Raised Bed Renovation

After getting tired at looking at the scruffy, dry and brown remains of the mass of annual poppies in the center raised bed, I spent a significant amount of sweat and energy on transforming the bed this weekend. The poppies were pulled (thank goodness for a semi-rural property, where I literally toss plant matter into the adjacent bushes).
Center raised bed in July 2011, with poppies in place:

Perennials from around the yard were moved into the empty space. Several lilies were moved from their overcrowded and poorly visible locations to more prominent and sunny spots around the raised bed. Several small spireas and large siberian iris divisions were also added to create a nicely symmetrical and hopefully successful perennial bed. I will be adding tulip or daffodil bulbs in September, and maybe direct seeding with cosmos in spring.
Newly renovated bed, planted with divided and moved perennials:

Morden Mum -- a new plant in my center raised bed and part of the plan for more late summer color:

Clematis manschurica, a fragrant, low-climbing white clematis I started from seed:

Martha Washington geranium (Pelargonium) plant, grown from cuttings:

The above geranium produces such lovely flowers, but the Martha Washingtons seem a little less hardy than the common pelargoniums. My plants have been afflicted by some caterpillars that have been munching holes in the leaves and leaving droppings/eggs all over the place. I wonder if I would do better just growing these as houseplants, or in a greenhouse (if I had one).

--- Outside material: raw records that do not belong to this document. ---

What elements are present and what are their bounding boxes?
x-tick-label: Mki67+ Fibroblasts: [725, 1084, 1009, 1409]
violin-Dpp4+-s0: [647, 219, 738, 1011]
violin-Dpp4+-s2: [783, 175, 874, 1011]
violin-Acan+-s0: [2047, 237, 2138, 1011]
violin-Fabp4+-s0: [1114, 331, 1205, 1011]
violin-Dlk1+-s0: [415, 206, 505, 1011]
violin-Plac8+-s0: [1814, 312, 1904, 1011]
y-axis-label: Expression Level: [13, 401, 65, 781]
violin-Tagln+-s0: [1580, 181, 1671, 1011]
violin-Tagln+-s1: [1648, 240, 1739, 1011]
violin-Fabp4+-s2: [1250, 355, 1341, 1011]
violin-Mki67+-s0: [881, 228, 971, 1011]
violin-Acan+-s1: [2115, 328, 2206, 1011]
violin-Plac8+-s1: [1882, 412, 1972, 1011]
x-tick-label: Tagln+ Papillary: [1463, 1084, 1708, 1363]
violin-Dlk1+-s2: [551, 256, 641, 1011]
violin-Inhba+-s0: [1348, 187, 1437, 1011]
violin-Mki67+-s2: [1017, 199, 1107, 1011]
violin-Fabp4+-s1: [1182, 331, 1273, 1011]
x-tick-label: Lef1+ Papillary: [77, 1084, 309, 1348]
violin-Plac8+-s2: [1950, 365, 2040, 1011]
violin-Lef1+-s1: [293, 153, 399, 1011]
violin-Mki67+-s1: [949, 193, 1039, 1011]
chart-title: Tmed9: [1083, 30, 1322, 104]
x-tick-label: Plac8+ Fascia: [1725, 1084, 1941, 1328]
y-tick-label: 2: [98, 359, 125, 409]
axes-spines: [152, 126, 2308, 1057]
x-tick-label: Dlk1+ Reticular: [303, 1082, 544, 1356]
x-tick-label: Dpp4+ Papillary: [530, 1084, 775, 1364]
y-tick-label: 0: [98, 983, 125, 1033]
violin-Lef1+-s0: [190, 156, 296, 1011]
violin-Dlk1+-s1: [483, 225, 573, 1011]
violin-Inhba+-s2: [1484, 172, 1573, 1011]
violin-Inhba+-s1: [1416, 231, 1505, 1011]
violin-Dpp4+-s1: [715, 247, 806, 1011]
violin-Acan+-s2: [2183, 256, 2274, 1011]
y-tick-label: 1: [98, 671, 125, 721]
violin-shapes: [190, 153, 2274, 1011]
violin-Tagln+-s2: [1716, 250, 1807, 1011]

Gentiana dahurica, a late-summer blooming gentian which has seeded itself to make a large patch of these lovely blue flowers that grow moderately tall but lean over lazily to sprawl around the flower bed:

Hardy geranium, "Rozanne":

In the other raised bed, I have been adding a top layer of peat and removing some volunteer plants, creating the appearance that the gardener is actually doing something around here...

Oriental hybrid lily, "Acapulco" - like all the Oriental lilies, it has a beautiful scent and I breathed deeply while taking the photo:

The alpine bed -- looking green, but that is including several weeds at the moment, as I am frustrated at the poplar shoots and other rapacious weeds:

I have even contemplated installing a large, spreading juniper (like Andorra) and letting it cover the whole thing. I do like the foreground Mugo Pine, though.